Vulnerability has been described as “feeling that one’s professional identity and moral integrity, as part of being ‘a proper teacher’, are questioned” (Kelchtermans, 2005, p. 997), and can arise in teachers when they do not understand the limits of their professional efficacy.
It is important for PSTs to have realistic expectations of their influence.
This study was conducted over an extended period of time, in order to see what changes were evident as PSTs garnered experience and knowledge about assessment.
It was interesting to see that near the end of the study there was no change in the types and level of emotions that PSTs experienced when they were assessing their students’ learning and that these could still be seen as amplifying and filtering ideas on which PSTYs based decisions.
Near the end of the study, PSTs were still focussing on the mitigating the immediate emotional responses their students might have to assessment results, rather than thinking about how emotion might impact the students’ ongoing learning through their responses to feedback.
An awareness of students’ emotional responses to feedback is an important but under-explored area (Rowe, 2016), and the PSTs in this study appeared to not yet have reached a point in their development where they were concerned with this.
However, there was evidence of change over time in their views and emotional engagement with being assessed as teachers.
Early in the study many of the PSTs felt that they were being judged based on their students’ results, and they felt direct responsibility for these results.
As time went on, some moved to a realisation that they alone did not have to carry the burden of responsibility for students’ assessment results, as the students themselves were responsible for their learning.
Conclusion
This study offers a unique view on the involvement of emotion during the development of PSTs’ assessment practice as they assess others, and concurrently as they themselves are assessed.

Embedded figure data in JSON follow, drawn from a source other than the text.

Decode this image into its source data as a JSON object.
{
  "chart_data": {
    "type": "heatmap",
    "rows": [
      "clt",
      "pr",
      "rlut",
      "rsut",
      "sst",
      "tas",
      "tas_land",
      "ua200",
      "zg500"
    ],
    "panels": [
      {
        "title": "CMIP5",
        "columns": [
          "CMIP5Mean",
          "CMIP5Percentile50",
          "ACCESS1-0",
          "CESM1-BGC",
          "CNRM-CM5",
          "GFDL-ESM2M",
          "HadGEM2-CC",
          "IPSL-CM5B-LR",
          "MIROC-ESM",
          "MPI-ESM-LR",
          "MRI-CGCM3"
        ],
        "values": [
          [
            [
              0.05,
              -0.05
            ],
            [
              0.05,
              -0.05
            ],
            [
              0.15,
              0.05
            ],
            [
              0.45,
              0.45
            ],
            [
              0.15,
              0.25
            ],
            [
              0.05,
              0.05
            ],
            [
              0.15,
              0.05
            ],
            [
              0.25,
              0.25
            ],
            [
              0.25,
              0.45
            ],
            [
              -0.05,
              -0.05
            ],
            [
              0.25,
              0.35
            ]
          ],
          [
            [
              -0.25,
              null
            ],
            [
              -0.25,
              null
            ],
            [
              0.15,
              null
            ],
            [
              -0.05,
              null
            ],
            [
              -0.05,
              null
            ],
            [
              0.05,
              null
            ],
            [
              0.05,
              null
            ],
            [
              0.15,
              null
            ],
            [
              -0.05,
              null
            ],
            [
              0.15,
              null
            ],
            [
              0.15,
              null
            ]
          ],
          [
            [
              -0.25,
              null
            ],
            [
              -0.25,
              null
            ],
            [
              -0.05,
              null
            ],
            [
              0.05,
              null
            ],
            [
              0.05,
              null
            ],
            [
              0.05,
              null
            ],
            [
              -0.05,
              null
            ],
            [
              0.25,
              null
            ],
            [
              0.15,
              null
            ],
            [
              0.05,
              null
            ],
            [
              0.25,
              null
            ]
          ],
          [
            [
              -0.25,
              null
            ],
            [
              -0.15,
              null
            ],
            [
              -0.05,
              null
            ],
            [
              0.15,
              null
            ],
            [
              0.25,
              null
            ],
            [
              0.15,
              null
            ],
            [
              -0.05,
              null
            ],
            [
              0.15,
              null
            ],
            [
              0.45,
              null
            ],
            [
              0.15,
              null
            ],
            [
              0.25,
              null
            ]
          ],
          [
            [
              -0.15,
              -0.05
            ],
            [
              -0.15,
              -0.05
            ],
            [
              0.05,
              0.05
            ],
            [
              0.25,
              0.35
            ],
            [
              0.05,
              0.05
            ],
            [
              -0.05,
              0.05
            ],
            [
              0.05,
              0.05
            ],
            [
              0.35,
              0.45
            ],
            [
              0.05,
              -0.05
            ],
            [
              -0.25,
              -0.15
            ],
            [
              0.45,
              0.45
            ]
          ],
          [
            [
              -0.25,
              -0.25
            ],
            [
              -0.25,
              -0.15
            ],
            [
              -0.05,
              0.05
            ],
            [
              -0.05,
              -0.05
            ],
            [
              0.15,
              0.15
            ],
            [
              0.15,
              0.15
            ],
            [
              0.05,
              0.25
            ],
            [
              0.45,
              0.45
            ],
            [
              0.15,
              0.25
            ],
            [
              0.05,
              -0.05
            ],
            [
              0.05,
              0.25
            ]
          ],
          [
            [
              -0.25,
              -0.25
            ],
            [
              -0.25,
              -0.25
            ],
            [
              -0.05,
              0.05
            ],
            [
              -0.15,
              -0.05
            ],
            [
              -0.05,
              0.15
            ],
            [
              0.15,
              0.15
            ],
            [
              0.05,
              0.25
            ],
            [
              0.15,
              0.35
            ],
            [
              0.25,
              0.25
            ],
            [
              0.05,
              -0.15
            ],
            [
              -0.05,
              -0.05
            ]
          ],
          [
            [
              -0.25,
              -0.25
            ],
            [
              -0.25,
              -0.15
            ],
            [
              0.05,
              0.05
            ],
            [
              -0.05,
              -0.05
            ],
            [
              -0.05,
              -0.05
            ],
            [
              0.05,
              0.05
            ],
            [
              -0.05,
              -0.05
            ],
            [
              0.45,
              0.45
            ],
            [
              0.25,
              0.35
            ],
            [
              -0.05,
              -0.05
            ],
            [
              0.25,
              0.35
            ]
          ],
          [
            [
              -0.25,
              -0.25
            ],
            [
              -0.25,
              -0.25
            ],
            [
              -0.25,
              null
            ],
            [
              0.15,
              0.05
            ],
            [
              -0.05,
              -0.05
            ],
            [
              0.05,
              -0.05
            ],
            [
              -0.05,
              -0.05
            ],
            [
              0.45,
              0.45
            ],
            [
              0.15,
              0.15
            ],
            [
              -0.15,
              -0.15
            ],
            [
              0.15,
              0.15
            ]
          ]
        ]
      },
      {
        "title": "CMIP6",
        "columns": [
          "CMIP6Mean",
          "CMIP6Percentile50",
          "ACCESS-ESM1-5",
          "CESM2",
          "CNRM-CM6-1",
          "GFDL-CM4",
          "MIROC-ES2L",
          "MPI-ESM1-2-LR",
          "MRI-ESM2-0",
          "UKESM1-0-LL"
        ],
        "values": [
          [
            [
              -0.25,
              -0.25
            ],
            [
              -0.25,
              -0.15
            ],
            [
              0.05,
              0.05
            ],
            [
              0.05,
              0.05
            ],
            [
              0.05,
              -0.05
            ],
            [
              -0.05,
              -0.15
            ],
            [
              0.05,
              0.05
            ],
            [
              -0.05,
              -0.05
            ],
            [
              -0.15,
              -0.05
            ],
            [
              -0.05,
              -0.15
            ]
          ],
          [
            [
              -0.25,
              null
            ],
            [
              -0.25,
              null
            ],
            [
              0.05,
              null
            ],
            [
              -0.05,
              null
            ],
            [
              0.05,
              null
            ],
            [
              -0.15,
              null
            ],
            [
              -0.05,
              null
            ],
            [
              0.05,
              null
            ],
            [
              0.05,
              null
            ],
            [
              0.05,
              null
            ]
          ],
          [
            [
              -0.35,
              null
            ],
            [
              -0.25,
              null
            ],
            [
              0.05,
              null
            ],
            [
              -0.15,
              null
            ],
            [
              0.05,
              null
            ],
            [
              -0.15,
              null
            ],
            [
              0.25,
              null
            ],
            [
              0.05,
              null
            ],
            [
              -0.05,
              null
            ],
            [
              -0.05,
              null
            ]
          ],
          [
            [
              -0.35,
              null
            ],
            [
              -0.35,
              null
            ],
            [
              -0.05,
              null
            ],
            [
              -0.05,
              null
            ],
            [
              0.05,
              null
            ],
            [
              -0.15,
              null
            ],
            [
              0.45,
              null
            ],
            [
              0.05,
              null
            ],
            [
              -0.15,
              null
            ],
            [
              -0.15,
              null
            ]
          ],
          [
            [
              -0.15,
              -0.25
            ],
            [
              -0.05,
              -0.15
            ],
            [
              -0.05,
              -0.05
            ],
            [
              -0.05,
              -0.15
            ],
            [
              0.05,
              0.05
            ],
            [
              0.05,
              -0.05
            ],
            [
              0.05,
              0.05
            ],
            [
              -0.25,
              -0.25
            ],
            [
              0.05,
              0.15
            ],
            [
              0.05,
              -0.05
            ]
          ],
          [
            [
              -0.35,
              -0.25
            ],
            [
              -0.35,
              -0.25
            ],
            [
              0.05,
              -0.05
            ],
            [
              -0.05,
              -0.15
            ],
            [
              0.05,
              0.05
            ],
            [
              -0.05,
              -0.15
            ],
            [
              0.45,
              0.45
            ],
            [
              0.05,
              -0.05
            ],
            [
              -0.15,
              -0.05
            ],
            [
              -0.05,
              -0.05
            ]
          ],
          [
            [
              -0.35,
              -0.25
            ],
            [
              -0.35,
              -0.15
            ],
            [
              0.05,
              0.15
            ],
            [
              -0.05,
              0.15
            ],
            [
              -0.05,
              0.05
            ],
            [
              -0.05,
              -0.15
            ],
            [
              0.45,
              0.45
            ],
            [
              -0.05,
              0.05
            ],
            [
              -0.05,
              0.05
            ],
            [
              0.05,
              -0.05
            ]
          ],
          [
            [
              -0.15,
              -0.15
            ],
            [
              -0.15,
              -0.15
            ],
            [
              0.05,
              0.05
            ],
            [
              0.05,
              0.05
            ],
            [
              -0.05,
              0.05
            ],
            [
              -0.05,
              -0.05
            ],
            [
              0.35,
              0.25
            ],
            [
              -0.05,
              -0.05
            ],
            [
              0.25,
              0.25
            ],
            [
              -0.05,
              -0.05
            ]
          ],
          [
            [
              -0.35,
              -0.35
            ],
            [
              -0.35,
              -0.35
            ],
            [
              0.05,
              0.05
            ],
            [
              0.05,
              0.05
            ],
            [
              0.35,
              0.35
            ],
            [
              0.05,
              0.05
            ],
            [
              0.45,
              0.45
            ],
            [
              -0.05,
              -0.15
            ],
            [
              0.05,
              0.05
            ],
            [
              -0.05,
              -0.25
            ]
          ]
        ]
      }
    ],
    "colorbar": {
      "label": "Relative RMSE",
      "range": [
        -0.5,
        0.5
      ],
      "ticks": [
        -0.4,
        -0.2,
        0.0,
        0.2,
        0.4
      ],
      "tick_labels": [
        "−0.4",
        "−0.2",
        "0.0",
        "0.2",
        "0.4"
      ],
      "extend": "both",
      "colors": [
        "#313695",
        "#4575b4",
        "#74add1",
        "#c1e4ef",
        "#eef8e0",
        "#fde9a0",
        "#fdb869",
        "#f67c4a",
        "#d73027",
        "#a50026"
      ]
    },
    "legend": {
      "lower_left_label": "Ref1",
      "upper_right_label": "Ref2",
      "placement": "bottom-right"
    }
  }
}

PSTs carry a heavy emotional workload throughout their ITE year as they negotiate their early summative assessment practice in which concern for students is balanced with assessment expectations from their schools.
Concomitantly they are dealing with being assessed as PSTs, and the emotion that this entails.
One obvious necessity therefore is that in order for PSTs to thrive, they need both emotional awareness and understanding as well as support through this crucial stage of their early career.